RE: https://mas.to/@wifsten/116035756091298221

What a fascinating story. It suggests that there is a correlation between the closures of bars-tabac (coffee shop/tobacco shop) and the rise of right-wing party sentiment in rural communities, and that party support can be reversed by reopening bars-tabac.

This suggests that social/communal spaces reduce hateful programming. Maybe people who are lonely tend to feel disempowered and left behind, and thus are more susceptible to messages that blame some out-group for the way they feel.

@drahardja
>This suggests that social/communal spaces reduce hateful programming.
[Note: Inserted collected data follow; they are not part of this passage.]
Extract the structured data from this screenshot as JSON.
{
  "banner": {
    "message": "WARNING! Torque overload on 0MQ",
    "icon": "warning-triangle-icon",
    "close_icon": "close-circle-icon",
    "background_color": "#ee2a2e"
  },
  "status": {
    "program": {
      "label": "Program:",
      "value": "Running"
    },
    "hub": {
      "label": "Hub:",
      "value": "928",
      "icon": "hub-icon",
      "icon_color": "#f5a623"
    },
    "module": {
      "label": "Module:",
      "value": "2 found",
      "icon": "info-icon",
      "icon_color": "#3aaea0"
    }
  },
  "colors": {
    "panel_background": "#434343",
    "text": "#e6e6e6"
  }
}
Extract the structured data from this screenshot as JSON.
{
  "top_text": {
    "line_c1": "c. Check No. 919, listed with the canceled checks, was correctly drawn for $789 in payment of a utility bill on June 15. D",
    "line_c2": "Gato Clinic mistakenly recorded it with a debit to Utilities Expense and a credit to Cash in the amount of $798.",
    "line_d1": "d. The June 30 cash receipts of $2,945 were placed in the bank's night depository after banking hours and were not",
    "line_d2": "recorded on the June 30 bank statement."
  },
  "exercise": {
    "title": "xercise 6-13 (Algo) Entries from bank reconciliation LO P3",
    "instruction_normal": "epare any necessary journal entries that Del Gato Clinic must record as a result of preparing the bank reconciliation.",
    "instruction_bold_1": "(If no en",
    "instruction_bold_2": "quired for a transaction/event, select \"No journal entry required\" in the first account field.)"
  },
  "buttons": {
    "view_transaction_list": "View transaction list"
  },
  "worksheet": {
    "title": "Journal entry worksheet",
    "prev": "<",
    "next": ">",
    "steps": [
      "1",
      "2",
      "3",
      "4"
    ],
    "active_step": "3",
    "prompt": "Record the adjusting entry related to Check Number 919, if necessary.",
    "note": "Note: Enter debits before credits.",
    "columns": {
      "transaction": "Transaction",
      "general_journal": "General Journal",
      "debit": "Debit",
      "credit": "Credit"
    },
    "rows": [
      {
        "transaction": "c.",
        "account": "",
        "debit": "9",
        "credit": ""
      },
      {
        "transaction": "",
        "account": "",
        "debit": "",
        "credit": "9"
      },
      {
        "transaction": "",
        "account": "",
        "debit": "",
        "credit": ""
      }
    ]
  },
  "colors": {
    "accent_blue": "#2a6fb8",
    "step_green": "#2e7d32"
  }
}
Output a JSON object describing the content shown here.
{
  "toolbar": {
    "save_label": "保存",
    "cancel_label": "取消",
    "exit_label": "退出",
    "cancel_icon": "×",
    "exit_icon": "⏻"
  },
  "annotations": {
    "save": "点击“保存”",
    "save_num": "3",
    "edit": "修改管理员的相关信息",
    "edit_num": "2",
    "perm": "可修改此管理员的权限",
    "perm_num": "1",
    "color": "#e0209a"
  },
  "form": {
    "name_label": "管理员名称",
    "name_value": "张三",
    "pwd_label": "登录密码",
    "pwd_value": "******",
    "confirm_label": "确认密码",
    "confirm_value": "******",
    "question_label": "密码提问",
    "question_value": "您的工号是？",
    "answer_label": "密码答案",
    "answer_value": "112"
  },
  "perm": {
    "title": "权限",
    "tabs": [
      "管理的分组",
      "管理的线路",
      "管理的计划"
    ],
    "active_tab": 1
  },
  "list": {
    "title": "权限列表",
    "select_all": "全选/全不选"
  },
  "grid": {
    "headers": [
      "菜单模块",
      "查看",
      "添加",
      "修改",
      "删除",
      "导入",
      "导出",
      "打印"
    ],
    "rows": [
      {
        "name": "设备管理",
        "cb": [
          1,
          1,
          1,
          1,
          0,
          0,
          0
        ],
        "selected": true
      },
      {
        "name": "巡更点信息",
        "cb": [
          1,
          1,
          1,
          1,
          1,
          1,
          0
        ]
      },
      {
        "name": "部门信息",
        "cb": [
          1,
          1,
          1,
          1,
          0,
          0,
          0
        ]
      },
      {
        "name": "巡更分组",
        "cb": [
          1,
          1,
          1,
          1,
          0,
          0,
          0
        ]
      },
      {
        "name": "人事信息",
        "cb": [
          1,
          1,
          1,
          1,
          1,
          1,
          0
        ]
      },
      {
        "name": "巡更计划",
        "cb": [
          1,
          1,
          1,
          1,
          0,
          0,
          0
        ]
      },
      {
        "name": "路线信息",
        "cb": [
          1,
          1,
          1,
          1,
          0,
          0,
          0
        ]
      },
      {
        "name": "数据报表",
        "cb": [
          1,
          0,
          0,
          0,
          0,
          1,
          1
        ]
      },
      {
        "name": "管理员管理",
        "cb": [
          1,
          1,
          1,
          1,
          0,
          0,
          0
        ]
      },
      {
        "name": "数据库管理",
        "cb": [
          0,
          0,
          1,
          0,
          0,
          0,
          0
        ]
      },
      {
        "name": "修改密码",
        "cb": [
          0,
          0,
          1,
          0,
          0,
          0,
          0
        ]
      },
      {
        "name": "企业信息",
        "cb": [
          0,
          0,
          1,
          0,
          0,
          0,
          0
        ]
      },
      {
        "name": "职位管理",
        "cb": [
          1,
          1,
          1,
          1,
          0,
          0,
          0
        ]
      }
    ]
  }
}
Possibly. But it seems more likely that the economic pressures that result in small hospitality industry businesses closing by, say, reducing customers' discretionary income and/or raising retail rents are the same ones that lead right-inclined people to be more open to radicalization.

Also, the people who operate such establishments are 1) small business owners and 2) voters. In the US, small business owners lean to the right for reasons Marx described. If a whole lot of people who own tabacs were already right-leaning due to being employers, nothing about them getting driven out of business is going to make them *less* right wing.

@siderea I don’t think the idea in the article and your idea are necessarily exclusive, right? I think it’s plausible that isolation can drive people into conspiracy spirals, which is often used by right-wing politicos to gain voters, and that economic pressures can lead to isolation.